Matthew Bolton: What would Jesus say to these adults in love?

New York, NY —

To welcome is not just to be passively pleasant. Welcome must be extended. It is an active process of recognizing and valuing the worth, humanity and equality of someone who is excluded, the “stranger,” the “other.”

This Sunday, back in Independence for the weekend, I was asked to preach a sermon on “Welcome All” by a local Community of Christ congregation. I struggled with what to say, but when New York state passed its marriage equality bill late last week, I felt compelled to preach an uncompromising message of acceptance and welcome.

Jesus was radically and prophetically inclusive.
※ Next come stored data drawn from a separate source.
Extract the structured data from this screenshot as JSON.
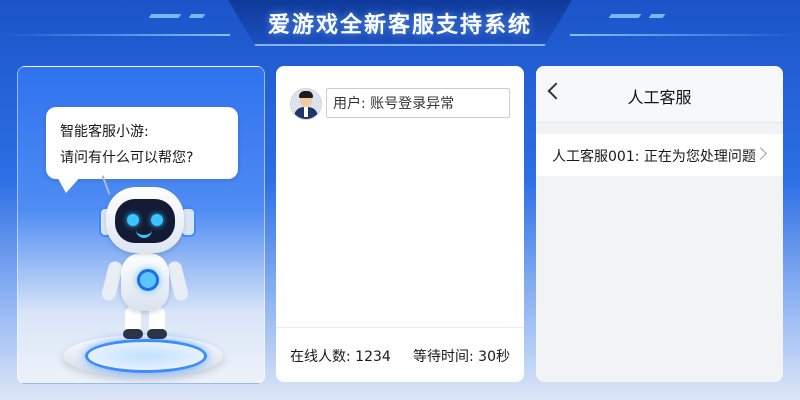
{
  "header": {
    "title": "爱游戏全新客服支持系统"
  },
  "bot_panel": {
    "greeting_line1": "智能客服小游:",
    "greeting_line2": "请问有什么可以帮您?"
  },
  "user_panel": {
    "input_value": "用户: 账号登录异常",
    "online_label": "在线人数: 1234",
    "wait_label": "等待时间: 30秒"
  },
  "agent_panel": {
    "title": "人工客服",
    "agent_status": "人工客服001: 正在为您处理问题"
  },
  "colors": {
    "accent": "#2d6fe6",
    "header_bar": "#0f3a9a"
  },
  "icons": [
    "robot-illustration",
    "user-avatar-icon",
    "back-arrow-icon",
    "chevron-right-icon"
  ]
}
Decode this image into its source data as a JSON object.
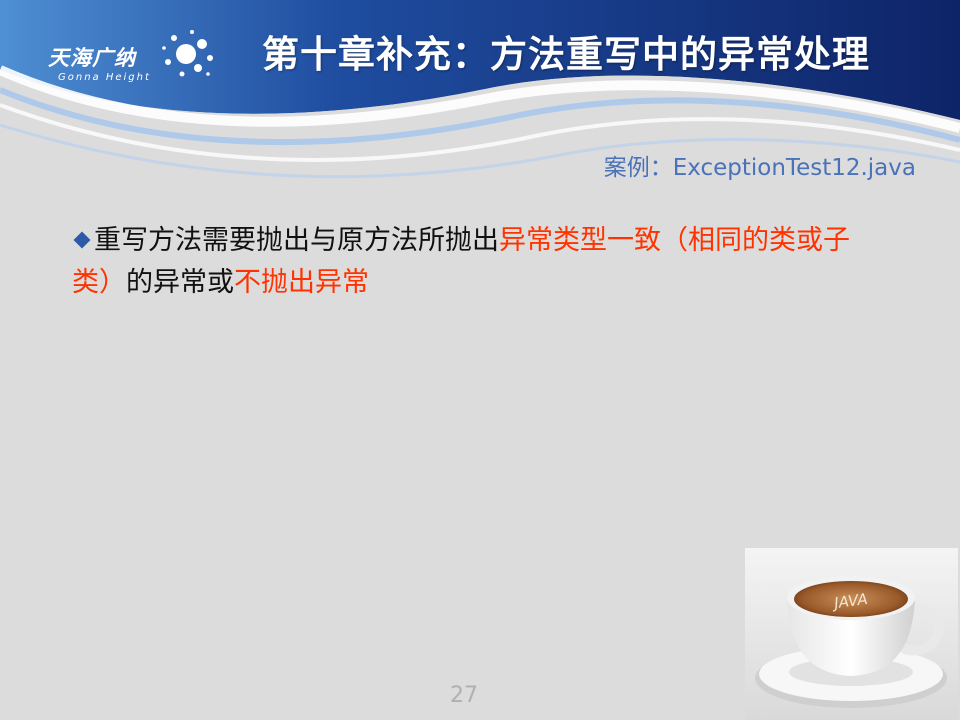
{
  "header": {
    "logo_cn": "天海广纳",
    "logo_en": "Gonna Height",
    "title": "第十章补充：方法重写中的异常处理"
  },
  "case_label": "案例：ExceptionTest12.java",
  "bullet": {
    "part1": "重写方法需要抛出与原方法所抛出",
    "part2": "异常类型一致（相同的类或子类）",
    "part3": "的异常或",
    "part4": "不抛出异常"
  },
  "image": {
    "cup_text": "JAVA"
  },
  "page_number": "27",
  "colors": {
    "background": "#dcdcdc",
    "banner_dark": "#16307a",
    "case_label": "#4a72b8",
    "highlight": "#ff3300",
    "bullet_mark": "#2d5aa8"
  }
}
He hung out with every group of people that was rejected by polite society – women, tax collectors, lepers, the mentally ill, Samaritans, thieves and political subversives (the Romans would have considered Simon the Zealot a terrorist).
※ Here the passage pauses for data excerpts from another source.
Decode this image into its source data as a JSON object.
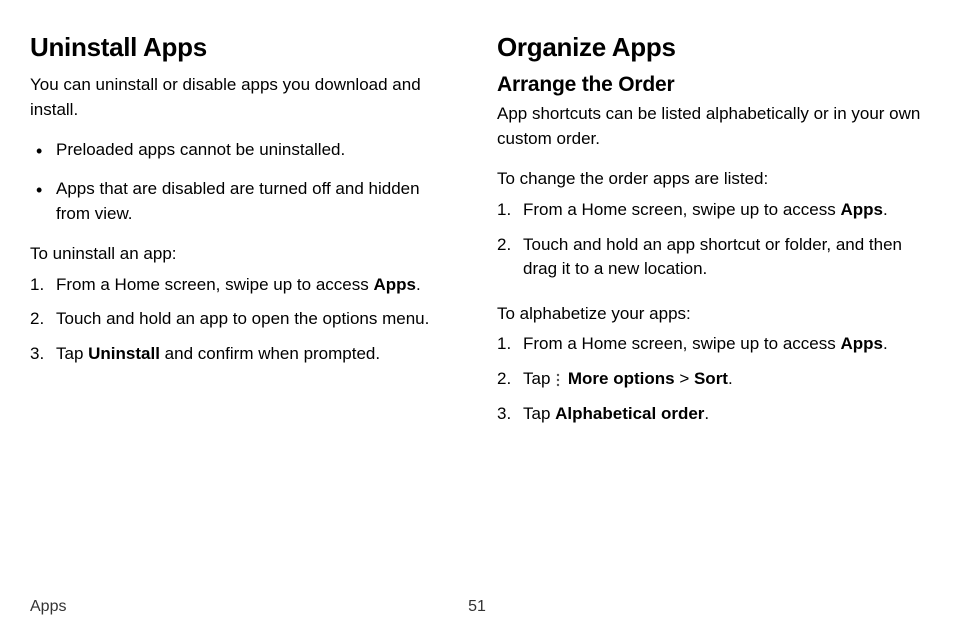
{
  "left": {
    "heading": "Uninstall Apps",
    "intro": "You can uninstall or disable apps you download and install.",
    "bullets": [
      "Preloaded apps cannot be uninstalled.",
      "Apps that are disabled are turned off and hidden from view."
    ],
    "steps_intro": "To uninstall an app:",
    "step1_pre": "From a Home screen, swipe up to access ",
    "step1_b": "Apps",
    "step1_post": ".",
    "step2": "Touch and hold an app to open the options menu.",
    "step3_pre": "Tap ",
    "step3_b": "Uninstall",
    "step3_post": " and confirm when prompted."
  },
  "right": {
    "heading": "Organize Apps",
    "sub": "Arrange the Order",
    "intro": "App shortcuts can be listed alphabetically or in your own custom order.",
    "order_intro": "To change the order apps are listed:",
    "o1_pre": "From a Home screen, swipe up to access ",
    "o1_b": "Apps",
    "o1_post": ".",
    "o2": "Touch and hold an app shortcut or folder, and then drag it to a new location.",
    "alpha_intro": "To alphabetize your apps:",
    "a1_pre": "From a Home screen, swipe up to access ",
    "a1_b": "Apps",
    "a1_post": ".",
    "a2_pre": "Tap ",
    "a2_b1": "More options",
    "a2_sep": " > ",
    "a2_b2": "Sort",
    "a2_post": ".",
    "a3_pre": "Tap ",
    "a3_b": "Alphabetical order",
    "a3_post": "."
  },
  "footer": {
    "section": "Apps",
    "page": "51"
  }
}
One would thus expect churches to be the first institutions to open their doors to those excluded by the world. Unfortunately, a history of complicity with oppression is Christianity’s skeleton in the closet.

For example, my denomination, the Community of Christ, has had a disappointing record of standing up against racism when it really mattered. Joseph Smith III, writing after the Civil War, argued that different races were “unequal in scale of civilization” and morality and discouraged interracial marriage.

President W. Wallace Smith wrote in a 1956 memo that missionaries in Korea should be “cautious and slow to ordain men of the colored race.” In 1960, the church magazine’s editor condemned the civil rights movement for disobeying segregation laws. Some people did speak out, like Wilford Winholtz and William Taft Blue, but until racism became broadly taboo, they were not in the church’s upper echelons.

For most Americans, racism seems so clearly un-Christian now that we like to imagine we would be on the right side of a similar contemporary issue. I know I do. But I have to confess that I have not always “welcomed all” when it mattered. I have participated in the exclusion and stigmatization of gays and lesbians, and for that I want to make this public apology.

Growing up in church, in Sunday School and at home, I learned that gays and lesbians were sinful and that the love they might feel for their partners and companions was something deeply dirty. I parroted this bile in a wide variety of settings, including at church camps and even at the church college.

But this hateful artifice began to crumble as I became acquainted with more lesbian, gay, bisexual and transgender people. Maintaining the fiction that they were more sinful than anyone else became difficult when most of them treated me with such kindness, while also challenging my lazy thinking.

A couple of people particularly impressed me with their ministry and pastoral abilities, and as I learned more about the Bible in religion classes, I realized just how shaky the theological foundations of homophobia really are.

As I became more interested in following my vocation of working in situations of poverty and conflict, I found it harder to muster any enthusiasm for condemning homosexuality. If two adults could love each other with compassion, gentleness and mutuality in a world so torn by violence, abuse and deprivation, who was I to “put asunder” an immensely rare and precious human relationship?

One day, quite unexpectedly as I walked back to my dorm from dinner, I had a moment of empathy that tore down the remaining foundations of my unenlightened views. I was in the midst of a woozy, late-teens kind of crush. I suddenly realized that if someone told me that the feelings of attraction, joy and love I felt toward someone of the opposite sex were sinful – and that I needed to one day marry a man – how emotionally devastating it would be.

More recently, as I have grown close to gay friends and participated in a civil ceremony, I see that what they see in their partners is little different than what I see in my spouse, Emily. I can recognize the passion, the warmth, the vulnerability and yes, the occasional friction, that is so familiar to me in my marriage. And I know how furious I would be if someone dared tell me that my love for Emily was dirty, unwholesome or dangerous.

I believe that Christians – all people of faith – have a duty to honor this kind of love and commitment. I still seek forgiveness for the damage I have done. I want to challenge the religious communities in Independence to make it an open and accepting city for all people.

If you are a religious person, consider asking your place of worship to become a welcoming community, a place that actively extends welcome to those traditionally excluded from religious life – including lesbian, gay, bisexual and transgender people – in all aspects and levels of congregational life.